Importa é se és optimista ou pessimista. Porque ninguém sabe o que é ser de esquerda ou direita. Nem os políticos profissionais, nem os opinadores amadores – nem Marx, cuja ciência da História era tão jeitosa que lhe passou ao lado a vitória do sector terciário, o desenvolvimento tecnológico que iria fortalecer a democracia e ainda as transformações culturais que tornaram irrelevantes as suas noções materialistas de trabalho e riqueza. Claro que não falta quem tenha os bolsos cheios de explicações para te dar, e que fique irritado com a conversa. Se puxares por eles, repetem vacuidades ou disparam argumentos de autoridade: celebridades, títulos de livros, trechos, frases, eventos.
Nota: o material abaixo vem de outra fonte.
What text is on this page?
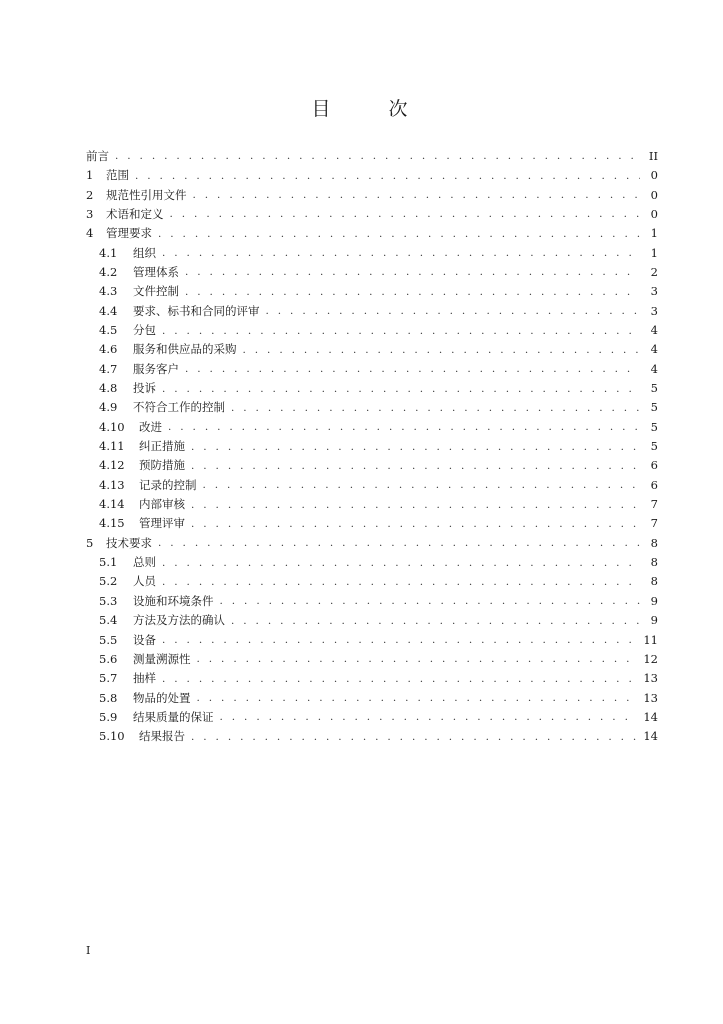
目 次
前言 . . .	II
1	范围 . . .	0
2	规范性引用文件 . . .	0
3	术语和定义 . . .	0
4	管理要求 . . .	1
4.1	组织 . . .	1
4.2	管理体系 . . .	2
4.3	文件控制 . . .	3
4.4	要求、标书和合同的评审 . . .	3
4.5	分包 . . .	4
4.6	服务和供应品的采购 . . .	4
4.7	服务客户 . . .	4
4.8	投诉 . . .	5
4.9	不符合工作的控制 . . .	5
4.10	改进 . . .	5
4.11	纠正措施 . . .	5
4.12	预防措施 . . .	6
4.13	记录的控制 . . .	6
4.14	内部审核 . . .	7
4.15	管理评审 . . .	7
5	技术要求 . . .	8
5.1	总则 . . .	8
5.2	人员 . . .	8
5.3	设施和环境条件 . . .	9
5.4	方法及方法的确认 . . .	9
5.5	设备 . . .	11
5.6	测量溯源性 . . .	12
5.7	抽样 . . .	13
5.8	物品的处置 . . .	13
5.9	结果质量的保证 . . .	14
5.10	结果报告 . . .	14
I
Quão mais irritados, maior a certeza de que apenas tentam salvar a sua religião horizontal ou a sua tribo colorida.
Os pessimistas são imbecis. Todos os pessimistas são imbecis. Porque todos desistem de resolver os problemas. Mais cedo do que mais tarde, desistem. Alguns desistem antes de começar. O que é lógico, pois o pessimismo acredita ser inútil qualquer esforço de construção, resolução, melhoria. Para quê o esforço, se a vida é este vale de lágrimas onde apenas a morte liberta? A luciferina crença leva ao paradoxo: o do pessimista que continua a querer viver. Vive, mas apenas para atacar o optimismo. Perseguir e tentar converter optimistas passa a ser o único sentido para a vil existência dos pessimistas. Reduzem a sua atenção ao mínimo – seja o que for que falhe ou demore à sua volta – e dão a esse mínimo o máximo de importância. O pessimista não admite erros, porque atrofiou a inteligência a tal ponto que não consegue aceitar que é errando, e na errância, que se aprende. Quando detecta um erro, regozija-se e celebra, reconforta-se. E se não apanhar algum, angustia-se, suspeita de tenebrosas maquinações para o enganar. Ele pode não estar a dar por ela, mas as coisas vão de mal a pior, isso é certinho. Portanto, o pessimista, para além de grande imbecil, é também um cínico hiperactivo.
Os optimistas são geniais. E humildes. Claro, ser humilde e genial é ainda mais genial. O optimista só sabe que nada sabe, eis a sua humildade. Desconhecendo o poder que tem e o que poderá alcançar, nunca desiste de procurar o bem. O bem pode até não passar da diminuição do mal em causa, mas chega para realizar o optimismo – porque o ser é sempre preferível ao nada. O optimismo gosta dos que tentam, dos que arriscam, dos corajosos. Acreditar que somos parte do mistério, portanto que o mistério é parte de nós, eis a genialidade que alegra o optimista.
Dois pessimistas de esquerda, ou direita, nunca se irão unir, sequer entender. Não podem, pois não confiam um no outro. Sabem de ginjeira que tão-só o fracasso se deve esperar da natureza humana, patético erro cósmico. Longe desse inferno, dois optimistas, um de direita e outro de esquerda, reconhecem-se à légua, nasceram na mesma família. Seja qual for a divergência, descobrem como a conciliar, ou descobrem como a ultrapassar; ou descobrem como a proteger e alimentar, colhendo os frutos. São ingénuos, mas no sentido em que a ingenuidade é uma qualidade dos criadores e dos que são livres. Um espaço de pureza, uma simplicidade potente. Querer ser ingénuo é o antídoto mais poderoso contra o cinismo.